Virüs, en büyük darbeyi ekonomik faaliyetlere vurduğundan ticaret yapamayan Müslümanlar zekât verme noktasında da sıkıntılar yaşayacaktır.
Bütün bunlar şu manaya geliyor: İslam’ın beş şartından olan namaz, oruç, hac ve zekâtın bu yıl yapılacak tezviratlar sonucunda toplum hayatından çıkarılarak önemini yitirmesi.
Din düşmanlarının tam da arayıp bulamadıkları bir fırsat.

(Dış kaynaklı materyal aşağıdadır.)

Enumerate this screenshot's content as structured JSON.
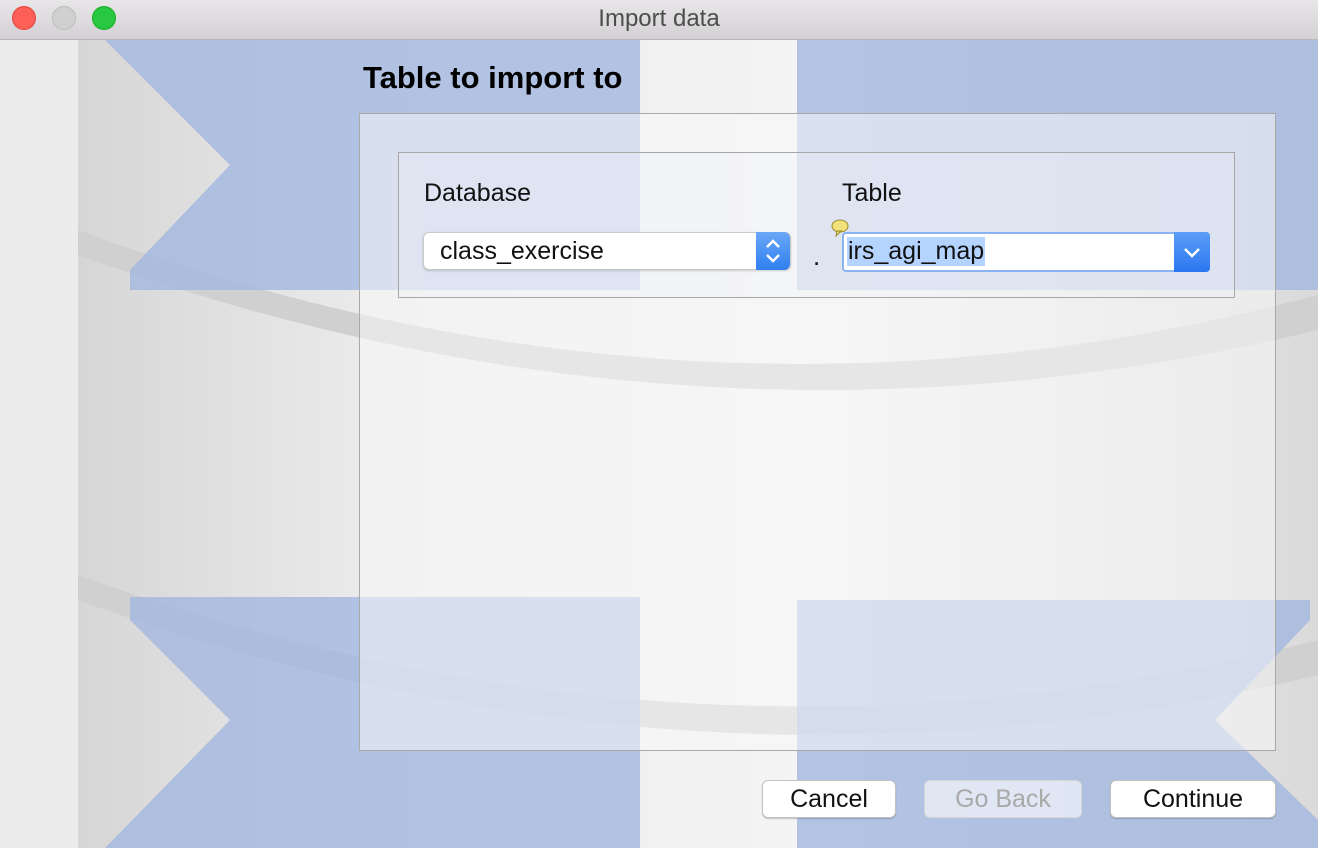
{
  "window": {
    "title": "Import data",
    "controls": [
      "close",
      "minimize",
      "zoom"
    ]
  },
  "heading": "Table to import to",
  "form": {
    "database_label": "Database",
    "database_value": "class_exercise",
    "separator": ".",
    "table_label": "Table",
    "table_value": "irs_agi_map"
  },
  "buttons": {
    "cancel": "Cancel",
    "go_back": "Go Back",
    "continue": "Continue"
  },
  "colors": {
    "accent": "#2f7ff0",
    "selection": "#b5d3ff",
    "art_blue": "#a3b7de"
  },
  "icons": {
    "database_stepper": "up-down-chevron-icon",
    "table_dropdown": "chevron-down-icon",
    "hint": "speech-bubble-icon",
    "background": "database-cylinder-illustration"
  }
}
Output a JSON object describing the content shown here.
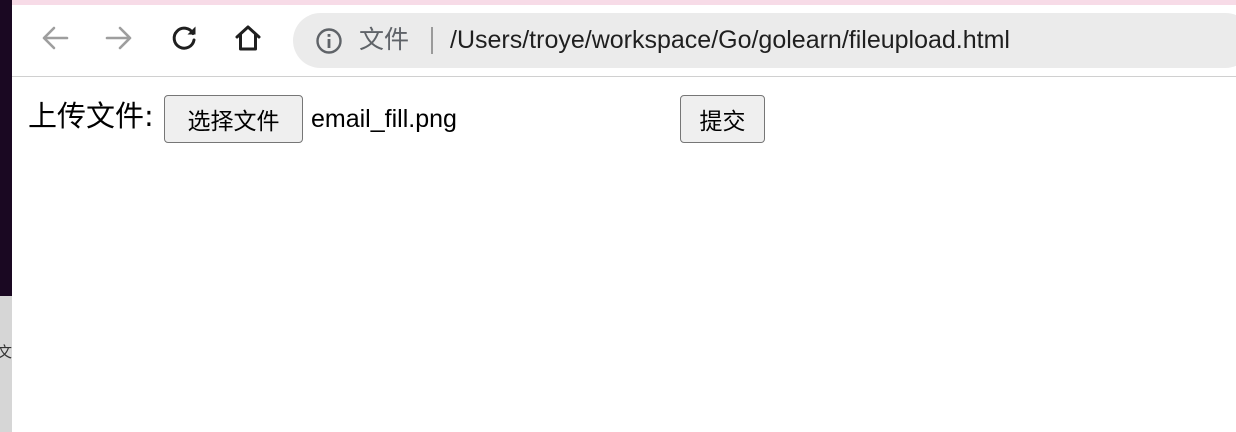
{
  "browser": {
    "nav": {
      "back_icon": "arrow-left-icon",
      "forward_icon": "arrow-right-icon",
      "reload_icon": "reload-icon",
      "home_icon": "home-icon"
    },
    "omnibox": {
      "security_icon": "info-icon",
      "scheme_label": "文件",
      "url": "/Users/troye/workspace/Go/golearn/fileupload.html"
    }
  },
  "page": {
    "upload_label": "上传文件:",
    "file_button_label": "选择文件",
    "selected_file": "email_fill.png",
    "submit_label": "提交"
  },
  "background_window": {
    "partial_glyph": "文"
  },
  "colors": {
    "top_stripe": "#f7dbe7",
    "omnibox_bg": "#ebebeb",
    "button_bg": "#efefef",
    "button_border": "#767676",
    "desktop_edge": "#1a0822"
  }
}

Geriye ne kalıyor, Kelime-i Şehadet. Kalben ve zikren imanın ifadesi. Zihinlerden ve zikirden silinmesi kolay olarak görülen şart. Bunun bu şekilde olduğunu aslında son 10 yıldır Müslümanların süslümanlaşması ile birlikte müşahede ettik.
Önümüzdeki günlerde bu noktalarda daha fazla tartışmalar yapılacağını, din düşmanlarının bu konularını daha fazla kaşıyacaklarını düşünüyorum.
İslamsız ve dinsiz yeni bir dünya düzeninin planlarının yapıldığı artık gün gibi aşikâr bir gerçek. Global manada uzun yıllardır bunun çalışmalarını yapan küresel çete, ayaklarına kadar gelen böyle bir fırsatı kaçırmayacaklardır.
Müslümanlar olarak bu türlü ayak oyunlarına kanmamız ve uyanık olmamız gerekiyor.
Camilere boşaltmak, cemaate gitmemek, Cuma namazı kılmamak çözüm değil. Elbette yapılması gereken yapılmalı ve teyakkuz halinde kalınmalı.
Lakin…
Böyle zamanlarda dine ve dinin özü olan ibadetlere daha fazla sahip çıkılmalı.
Unutmayalım ki Koranavirüs, sadece bir virüs olarak kabul edilmemeli. Korku psikolojisinin virüsün önüne geçmesi sağlanarak mevcut düzenin yeni bir düzenle yer değiştirmesi adına gerçekleştirilmeye çalışılan panik zemini.
Küresel bir korku travması ile birlikte insanların bütünüyle kültür ve inanç değerlerinden uzaklaştırılması hesaplanıyor.